Why the past tense? Nothing's changed. ME sufferers used to be gaslighted in the past, we still are, but we used to be, too. Mitch Edberg-based medicine.

Although, there are no lockdowns and the whole wave is happening with silence all around, the public in general has tuned out entirely. The dominant belief remains that it's lockdown fear, or whatever. That's still around, the belief never went away, or at least the claims are still there, that it's not caused by the infections. And yet some do recognize that that's just silly nonsense.

So we have different competing versions of the truth, coming from corners of the same profession and the authorities they represent.

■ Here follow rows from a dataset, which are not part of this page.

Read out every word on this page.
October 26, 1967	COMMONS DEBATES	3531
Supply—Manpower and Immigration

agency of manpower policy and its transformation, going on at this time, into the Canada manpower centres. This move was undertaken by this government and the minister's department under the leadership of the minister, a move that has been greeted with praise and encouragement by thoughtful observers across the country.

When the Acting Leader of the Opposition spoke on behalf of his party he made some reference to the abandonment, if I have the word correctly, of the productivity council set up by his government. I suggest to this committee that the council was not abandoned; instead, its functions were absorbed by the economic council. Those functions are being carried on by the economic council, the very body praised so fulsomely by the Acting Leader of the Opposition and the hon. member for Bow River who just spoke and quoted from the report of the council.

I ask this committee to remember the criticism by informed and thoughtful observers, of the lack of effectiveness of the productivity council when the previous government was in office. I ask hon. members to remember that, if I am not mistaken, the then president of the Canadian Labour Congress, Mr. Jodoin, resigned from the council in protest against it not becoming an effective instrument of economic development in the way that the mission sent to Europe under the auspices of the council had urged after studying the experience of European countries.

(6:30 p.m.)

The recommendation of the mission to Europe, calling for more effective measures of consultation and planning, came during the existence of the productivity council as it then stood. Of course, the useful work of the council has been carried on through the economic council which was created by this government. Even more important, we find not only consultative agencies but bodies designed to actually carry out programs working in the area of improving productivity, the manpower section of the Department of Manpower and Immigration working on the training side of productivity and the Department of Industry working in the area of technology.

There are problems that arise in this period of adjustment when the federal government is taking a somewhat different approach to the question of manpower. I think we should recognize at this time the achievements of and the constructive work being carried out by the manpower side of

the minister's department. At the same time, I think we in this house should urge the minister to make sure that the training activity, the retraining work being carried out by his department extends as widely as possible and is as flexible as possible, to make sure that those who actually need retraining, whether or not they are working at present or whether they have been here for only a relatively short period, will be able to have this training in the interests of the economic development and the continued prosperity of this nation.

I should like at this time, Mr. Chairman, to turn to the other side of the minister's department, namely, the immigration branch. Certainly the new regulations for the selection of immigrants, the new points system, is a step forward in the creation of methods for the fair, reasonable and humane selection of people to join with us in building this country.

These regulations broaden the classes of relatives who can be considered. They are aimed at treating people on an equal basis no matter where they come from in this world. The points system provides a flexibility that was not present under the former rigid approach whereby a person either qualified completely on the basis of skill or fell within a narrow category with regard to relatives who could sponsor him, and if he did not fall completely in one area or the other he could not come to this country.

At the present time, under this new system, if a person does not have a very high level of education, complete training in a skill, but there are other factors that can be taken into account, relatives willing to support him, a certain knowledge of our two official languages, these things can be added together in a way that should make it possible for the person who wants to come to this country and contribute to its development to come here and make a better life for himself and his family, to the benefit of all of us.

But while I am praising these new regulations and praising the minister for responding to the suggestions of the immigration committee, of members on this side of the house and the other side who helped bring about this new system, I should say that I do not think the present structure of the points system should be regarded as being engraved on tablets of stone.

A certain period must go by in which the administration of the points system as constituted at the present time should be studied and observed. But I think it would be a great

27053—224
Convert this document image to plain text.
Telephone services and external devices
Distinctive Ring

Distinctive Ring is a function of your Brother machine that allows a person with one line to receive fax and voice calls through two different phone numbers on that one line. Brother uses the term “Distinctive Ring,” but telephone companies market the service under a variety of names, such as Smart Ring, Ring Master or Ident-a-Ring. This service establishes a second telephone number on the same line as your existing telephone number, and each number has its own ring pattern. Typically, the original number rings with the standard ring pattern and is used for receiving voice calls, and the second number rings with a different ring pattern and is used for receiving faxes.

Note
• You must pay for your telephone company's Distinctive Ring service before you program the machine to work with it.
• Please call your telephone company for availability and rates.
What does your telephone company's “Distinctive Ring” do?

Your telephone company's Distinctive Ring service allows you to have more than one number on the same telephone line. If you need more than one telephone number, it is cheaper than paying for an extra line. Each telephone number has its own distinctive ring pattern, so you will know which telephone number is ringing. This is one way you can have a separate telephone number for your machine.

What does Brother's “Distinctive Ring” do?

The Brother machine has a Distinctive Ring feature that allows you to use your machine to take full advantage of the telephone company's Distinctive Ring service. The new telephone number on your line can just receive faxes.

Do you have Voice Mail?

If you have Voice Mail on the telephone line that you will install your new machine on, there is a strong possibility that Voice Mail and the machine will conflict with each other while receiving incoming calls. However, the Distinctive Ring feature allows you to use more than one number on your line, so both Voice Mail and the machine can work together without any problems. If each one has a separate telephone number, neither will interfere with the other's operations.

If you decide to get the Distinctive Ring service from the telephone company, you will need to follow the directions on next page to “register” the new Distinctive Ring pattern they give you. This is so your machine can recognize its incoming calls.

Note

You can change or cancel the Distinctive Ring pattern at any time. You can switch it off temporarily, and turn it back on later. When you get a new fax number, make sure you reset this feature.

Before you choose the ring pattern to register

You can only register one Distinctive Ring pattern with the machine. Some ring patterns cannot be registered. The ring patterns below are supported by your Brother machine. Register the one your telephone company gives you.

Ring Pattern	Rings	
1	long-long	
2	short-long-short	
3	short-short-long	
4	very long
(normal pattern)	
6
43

The best conditions to destroy public trust, that truth can be knowable, rather than a matter of opinion. Coming from an expert profession, this is devastating. We are fully in a Truthiness era.
 
It's not a full recovery story, I'd call it an improvement and adaptation story:
Today, I'm somewhat better, although the fatigue never completely left and as I hurtle towards menopause I'm experiencing chronic pain. I can work, but sometimes I don't have the energy for anything else. I have days when I'm out walking, moving across the earth, feeling the sun on my skin, noticing the birds and plants. And I have quiet days, when I stay home, perhaps stepping briefly into our untamed garden, or glancing through the window at people walking past and thinking not today'.